You would like to learn about a particular topic.  You have two options.  You can search online for information, which AI tools and search engines summarize quickly for you.  Alternatively, you could dig deeper, read an article or two, listen to a podcast, and... maybe even read a book on the subject!  How much do we rely on the easy route to knowledge, and how confident are we that we have become highly knowledgeable through our rapid search for information?

In her amazing book, Uncertain: The Wisdom and Wonder of Being Unsure, author and journalist Maggie Jackson explores this topic.  She writes:

After even a brief online search, information seekers tend to think they know more than they actually do, according to a decade of studies. In one set of five experiments, people were asked to study weighty topics, such as autism or inflation, before taking a quiz on the subject. Half the participants were told to find an online article on the topic, while others were simply given the same information without having to search for it.  People who searched online were far more overconfident going into the quiz.  In one round, they predicted that, on average, they would get two-thirds of the questions right, although they scored less than 50%. 

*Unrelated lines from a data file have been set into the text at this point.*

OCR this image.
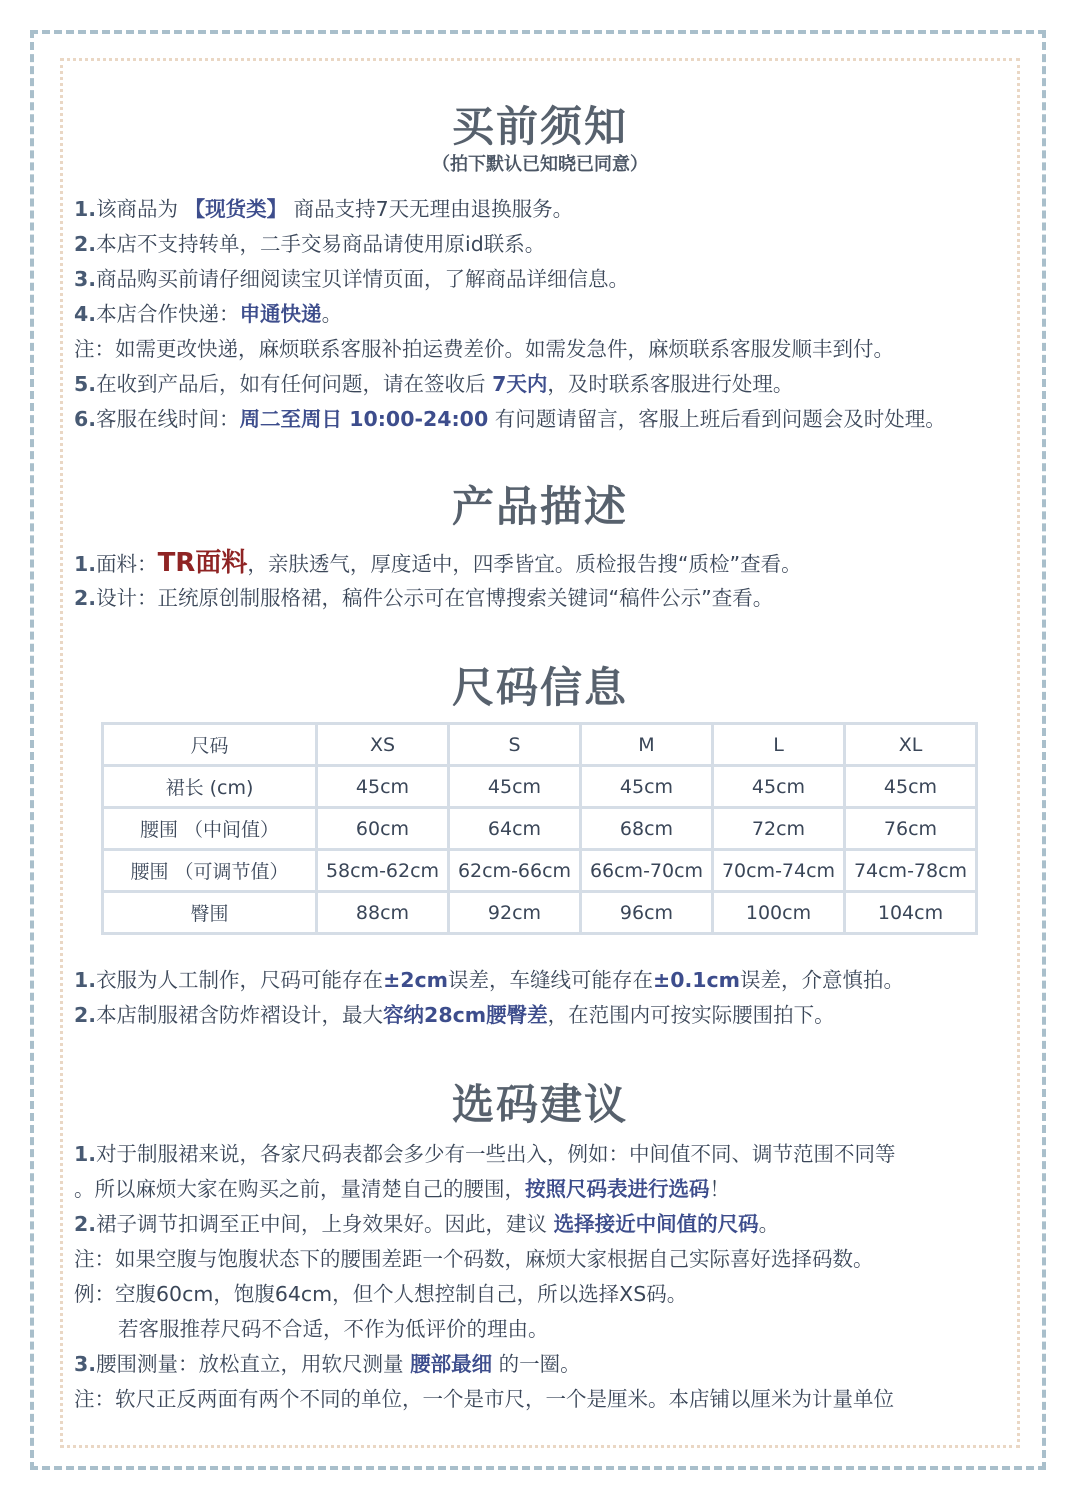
买前须知
（拍下默认已知晓已同意）
1.该商品为 【现货类】 商品支持7天无理由退换服务。
2.本店不支持转单，二手交易商品请使用原id联系。
3.商品购买前请仔细阅读宝贝详情页面，了解商品详细信息。
4.本店合作快递：申通快递。
注：如需更改快递，麻烦联系客服补拍运费差价。如需发急件，麻烦联系客服发顺丰到付。
5.在收到产品后，如有任何问题，请在签收后 7天内，及时联系客服进行处理。
6.客服在线时间：周二至周日 10:00-24:00 有问题请留言，客服上班后看到问题会及时处理。
产品描述
1.面料：TR面料，亲肤透气，厚度适中，四季皆宜。质检报告搜“质检”查看。
2.设计：正统原创制服格裙，稿件公示可在官博搜索关键词“稿件公示”查看。
尺码信息
尺码	XS	S	M	L	XL
裙长 (cm)	45cm	45cm	45cm	45cm	45cm
腰围 （中间值）	60cm	64cm	68cm	72cm	76cm
腰围 （可调节值）	58cm-62cm	62cm-66cm	66cm-70cm	70cm-74cm	74cm-78cm
臀围	88cm	92cm	96cm	100cm	104cm
1.衣服为人工制作，尺码可能存在±2cm误差，车缝线可能存在±0.1cm误差，介意慎拍。
2.本店制服裙含防炸褶设计，最大容纳28cm腰臀差，在范围内可按实际腰围拍下。
选码建议
1.对于制服裙来说，各家尺码表都会多少有一些出入，例如：中间值不同、调节范围不同等
。所以麻烦大家在购买之前，量清楚自己的腰围，按照尺码表进行选码！
2.裙子调节扣调至正中间，上身效果好。因此，建议 选择接近中间值的尺码。
注：如果空腹与饱腹状态下的腰围差距一个码数，麻烦大家根据自己实际喜好选择码数。
例：空腹60cm，饱腹64cm，但个人想控制自己，所以选择XS码。
若客服推荐尺码不合适，不作为低评价的理由。
3.腰围测量：放松直立，用软尺测量 腰部最细 的一圈。
注：软尺正反两面有两个不同的单位，一个是市尺，一个是厘米。本店铺以厘米为计量单位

In contrast, people who had been given the information studied longer, absorbed more, and got about 60% of the questions right - about what they had expected.  Rarely if ever in life are just handed information. Searching and seeking are the human condition. But how we do so matters.  In the virtual realm, we seem to lose the ability to sense that we don't know, the starting point of discernment.  This false confidence blossoms even when people learn nothing from an online search, further studies show. By assuming we can know effortlessly, we close our eyes to our failings and so to chances to explore.  We run from the work of fully attuning to the here and now, finding in hubris a retreat from the challenges of facing up to reality as potent as that of outcome-oriented fear. 

This research suggests that we need to proceed with caution when we jump to conclusions based on a breezy online search or quick prompt on an AI tool such as ChatGPT, Gemini, or Claude.   Ask yourself: What do I actually know?  How deep and accurate is my knowledge?  Should I be making critical decisions based on this superficial knowledge?